El otro día te soñé sin recordar que estaba soñando.

Completa, entera, limpia y neutral, te percibía sin saber realmente si tu me percibías a mí.

Simplemente te observé mirarte en el espejo, desnuda y con cicatrices, con los pies fríos y la mirada dormida, interna, no soñadora sino aletargada, cansada, poseída por esa levedad del vacío que poco hace por motivarnos a salir de la penumbra.

Tus manos se entrelazaban frente a tu cadera, y tus cabellos, ahora largos, cubrían fríamente tu espalda.

Te admiré largo rato. Sentía tu respirar y tu corazón cada vez más agitado, más abandonado, más vacío y egoísta.

Me acerqué a tí, pero no te toqué. Sin pensarlo acerqué mi cara a tu oído y suspiré “no te preocupes… todo estará bien…” y parpadeaste.
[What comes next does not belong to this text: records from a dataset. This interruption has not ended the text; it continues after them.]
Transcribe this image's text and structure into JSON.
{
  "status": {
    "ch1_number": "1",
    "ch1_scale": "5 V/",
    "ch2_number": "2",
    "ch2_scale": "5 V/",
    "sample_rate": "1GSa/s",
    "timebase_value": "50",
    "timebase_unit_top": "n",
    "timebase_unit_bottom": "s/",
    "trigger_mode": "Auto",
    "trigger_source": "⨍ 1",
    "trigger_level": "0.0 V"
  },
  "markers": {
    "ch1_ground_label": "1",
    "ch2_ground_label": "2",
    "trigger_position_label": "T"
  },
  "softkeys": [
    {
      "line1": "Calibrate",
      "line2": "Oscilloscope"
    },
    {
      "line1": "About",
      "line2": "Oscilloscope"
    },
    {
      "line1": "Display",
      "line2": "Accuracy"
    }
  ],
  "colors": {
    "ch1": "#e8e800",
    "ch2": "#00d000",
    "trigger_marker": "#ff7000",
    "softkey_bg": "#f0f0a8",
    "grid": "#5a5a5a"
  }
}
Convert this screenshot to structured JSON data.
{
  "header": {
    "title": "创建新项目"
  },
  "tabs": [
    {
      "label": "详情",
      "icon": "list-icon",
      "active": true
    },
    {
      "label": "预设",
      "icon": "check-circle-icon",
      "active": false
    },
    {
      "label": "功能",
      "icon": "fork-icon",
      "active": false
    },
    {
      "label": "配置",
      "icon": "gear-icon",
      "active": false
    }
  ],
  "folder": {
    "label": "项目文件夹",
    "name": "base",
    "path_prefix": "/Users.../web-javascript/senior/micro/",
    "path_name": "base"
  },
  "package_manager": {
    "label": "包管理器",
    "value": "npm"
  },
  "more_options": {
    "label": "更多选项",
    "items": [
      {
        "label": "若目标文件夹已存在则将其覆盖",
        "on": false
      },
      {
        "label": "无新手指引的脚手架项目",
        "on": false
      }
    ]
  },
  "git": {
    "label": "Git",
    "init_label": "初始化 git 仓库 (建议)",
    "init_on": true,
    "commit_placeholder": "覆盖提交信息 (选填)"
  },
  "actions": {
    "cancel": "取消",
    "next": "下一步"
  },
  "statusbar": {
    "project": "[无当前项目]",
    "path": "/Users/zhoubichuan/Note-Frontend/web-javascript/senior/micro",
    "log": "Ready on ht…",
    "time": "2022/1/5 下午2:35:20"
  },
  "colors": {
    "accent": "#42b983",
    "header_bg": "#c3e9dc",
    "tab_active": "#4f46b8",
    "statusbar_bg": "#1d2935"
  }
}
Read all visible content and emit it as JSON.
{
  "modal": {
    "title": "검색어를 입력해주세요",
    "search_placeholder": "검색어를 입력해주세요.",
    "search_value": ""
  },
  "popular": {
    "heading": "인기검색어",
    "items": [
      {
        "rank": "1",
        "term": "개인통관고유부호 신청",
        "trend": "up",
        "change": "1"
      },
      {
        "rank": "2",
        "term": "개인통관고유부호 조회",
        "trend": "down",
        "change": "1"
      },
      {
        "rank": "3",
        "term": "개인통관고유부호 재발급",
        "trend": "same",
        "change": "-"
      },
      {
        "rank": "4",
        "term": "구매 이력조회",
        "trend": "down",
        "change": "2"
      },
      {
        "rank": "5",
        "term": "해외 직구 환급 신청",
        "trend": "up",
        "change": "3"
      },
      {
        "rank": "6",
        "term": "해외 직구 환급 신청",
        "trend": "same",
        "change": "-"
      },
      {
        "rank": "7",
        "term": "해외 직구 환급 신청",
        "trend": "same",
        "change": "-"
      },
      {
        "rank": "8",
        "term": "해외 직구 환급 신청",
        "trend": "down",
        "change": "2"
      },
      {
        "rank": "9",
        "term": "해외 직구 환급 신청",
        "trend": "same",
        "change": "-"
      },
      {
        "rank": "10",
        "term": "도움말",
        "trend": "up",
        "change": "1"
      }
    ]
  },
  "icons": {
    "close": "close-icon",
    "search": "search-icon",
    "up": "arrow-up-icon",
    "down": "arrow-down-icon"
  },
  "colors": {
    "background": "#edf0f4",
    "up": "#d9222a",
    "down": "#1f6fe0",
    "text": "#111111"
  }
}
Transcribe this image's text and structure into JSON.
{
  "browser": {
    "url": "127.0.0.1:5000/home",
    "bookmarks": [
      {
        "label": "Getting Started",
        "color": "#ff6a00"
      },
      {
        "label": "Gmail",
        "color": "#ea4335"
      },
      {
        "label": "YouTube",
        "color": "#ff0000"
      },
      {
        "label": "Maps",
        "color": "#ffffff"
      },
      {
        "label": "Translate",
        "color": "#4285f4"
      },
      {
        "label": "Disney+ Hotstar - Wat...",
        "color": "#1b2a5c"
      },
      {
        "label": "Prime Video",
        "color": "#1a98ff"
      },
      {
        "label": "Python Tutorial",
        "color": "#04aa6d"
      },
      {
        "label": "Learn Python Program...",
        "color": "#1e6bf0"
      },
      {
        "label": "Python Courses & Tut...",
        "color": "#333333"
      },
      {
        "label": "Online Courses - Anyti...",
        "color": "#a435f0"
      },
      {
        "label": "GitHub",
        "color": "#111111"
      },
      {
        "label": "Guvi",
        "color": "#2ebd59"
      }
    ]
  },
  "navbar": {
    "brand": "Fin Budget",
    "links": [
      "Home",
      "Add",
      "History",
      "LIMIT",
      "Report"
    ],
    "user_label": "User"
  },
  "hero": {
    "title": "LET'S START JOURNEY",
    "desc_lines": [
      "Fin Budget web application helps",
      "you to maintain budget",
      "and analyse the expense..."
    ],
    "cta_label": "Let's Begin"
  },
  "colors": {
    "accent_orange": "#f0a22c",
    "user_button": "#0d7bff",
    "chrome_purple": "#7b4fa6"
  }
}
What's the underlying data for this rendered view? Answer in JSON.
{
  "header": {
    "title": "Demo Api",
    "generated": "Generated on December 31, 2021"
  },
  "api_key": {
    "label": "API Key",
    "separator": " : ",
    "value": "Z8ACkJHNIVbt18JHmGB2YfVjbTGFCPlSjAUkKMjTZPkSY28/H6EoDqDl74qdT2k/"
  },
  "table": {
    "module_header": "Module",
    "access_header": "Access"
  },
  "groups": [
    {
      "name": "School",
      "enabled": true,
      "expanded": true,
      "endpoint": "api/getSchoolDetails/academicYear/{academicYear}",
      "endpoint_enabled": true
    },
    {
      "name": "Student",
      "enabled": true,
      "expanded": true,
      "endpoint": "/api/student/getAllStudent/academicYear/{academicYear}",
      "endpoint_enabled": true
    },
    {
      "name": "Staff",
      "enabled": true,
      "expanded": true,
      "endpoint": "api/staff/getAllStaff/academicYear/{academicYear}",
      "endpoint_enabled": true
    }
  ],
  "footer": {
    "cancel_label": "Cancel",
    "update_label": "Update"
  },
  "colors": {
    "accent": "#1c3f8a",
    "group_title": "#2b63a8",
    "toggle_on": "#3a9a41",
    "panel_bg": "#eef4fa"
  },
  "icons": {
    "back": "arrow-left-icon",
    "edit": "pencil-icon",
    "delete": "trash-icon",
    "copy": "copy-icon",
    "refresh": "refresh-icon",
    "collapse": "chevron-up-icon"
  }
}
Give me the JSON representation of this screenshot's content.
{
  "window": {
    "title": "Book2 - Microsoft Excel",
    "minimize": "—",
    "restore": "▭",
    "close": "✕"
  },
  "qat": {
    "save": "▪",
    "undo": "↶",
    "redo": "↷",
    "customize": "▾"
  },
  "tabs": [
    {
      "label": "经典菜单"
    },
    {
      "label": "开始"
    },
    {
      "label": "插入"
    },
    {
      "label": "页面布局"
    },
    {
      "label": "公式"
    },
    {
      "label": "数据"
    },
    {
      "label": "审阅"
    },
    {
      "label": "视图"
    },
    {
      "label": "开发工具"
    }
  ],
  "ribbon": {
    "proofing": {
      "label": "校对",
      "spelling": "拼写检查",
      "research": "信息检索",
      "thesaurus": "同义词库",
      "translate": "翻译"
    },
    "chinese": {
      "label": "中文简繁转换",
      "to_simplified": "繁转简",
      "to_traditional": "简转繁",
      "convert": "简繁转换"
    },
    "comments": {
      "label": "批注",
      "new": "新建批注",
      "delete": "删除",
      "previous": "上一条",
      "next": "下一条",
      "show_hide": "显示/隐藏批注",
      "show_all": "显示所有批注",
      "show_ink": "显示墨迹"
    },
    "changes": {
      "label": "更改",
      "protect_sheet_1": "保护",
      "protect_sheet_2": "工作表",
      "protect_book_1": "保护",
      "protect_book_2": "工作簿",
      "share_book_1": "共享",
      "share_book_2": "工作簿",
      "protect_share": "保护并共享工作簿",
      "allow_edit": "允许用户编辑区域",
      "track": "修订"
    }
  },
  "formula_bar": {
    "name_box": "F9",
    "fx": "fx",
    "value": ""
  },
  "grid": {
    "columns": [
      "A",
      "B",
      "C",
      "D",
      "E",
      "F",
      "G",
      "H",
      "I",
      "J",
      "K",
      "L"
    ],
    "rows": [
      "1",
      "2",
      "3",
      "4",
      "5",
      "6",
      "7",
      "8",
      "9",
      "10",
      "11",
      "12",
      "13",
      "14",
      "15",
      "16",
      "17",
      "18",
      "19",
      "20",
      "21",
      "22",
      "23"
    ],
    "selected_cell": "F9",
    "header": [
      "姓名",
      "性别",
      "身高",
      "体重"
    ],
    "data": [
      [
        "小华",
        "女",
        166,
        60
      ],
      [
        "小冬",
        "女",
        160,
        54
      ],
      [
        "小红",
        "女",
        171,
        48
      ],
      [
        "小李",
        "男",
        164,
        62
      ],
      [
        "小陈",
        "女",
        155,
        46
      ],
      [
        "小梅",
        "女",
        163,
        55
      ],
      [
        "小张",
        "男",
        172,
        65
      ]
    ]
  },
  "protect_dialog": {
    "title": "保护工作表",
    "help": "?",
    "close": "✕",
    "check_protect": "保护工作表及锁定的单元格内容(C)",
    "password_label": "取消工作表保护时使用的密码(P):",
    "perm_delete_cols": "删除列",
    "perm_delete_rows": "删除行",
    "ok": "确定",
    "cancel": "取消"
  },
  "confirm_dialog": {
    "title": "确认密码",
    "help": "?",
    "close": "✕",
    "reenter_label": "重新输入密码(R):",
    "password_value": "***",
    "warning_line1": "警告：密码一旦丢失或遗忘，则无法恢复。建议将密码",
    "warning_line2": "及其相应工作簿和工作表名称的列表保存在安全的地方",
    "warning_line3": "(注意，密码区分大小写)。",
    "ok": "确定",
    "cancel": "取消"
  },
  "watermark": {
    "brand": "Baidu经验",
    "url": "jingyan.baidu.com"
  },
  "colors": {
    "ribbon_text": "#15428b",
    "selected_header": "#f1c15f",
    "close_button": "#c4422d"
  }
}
Y me miraste en el reflejo del espejo mientras una pequeña lágrima se desintegraba en tu mejilla. Pero no me mirabas, solo pensabas en el infinito y en mí. En la eternidad y tu falta de fuerza para esperar el final, para aceptar el hueco, para retratar a la soledad sin sentirte desolada, para recordar que yo ya no estaba.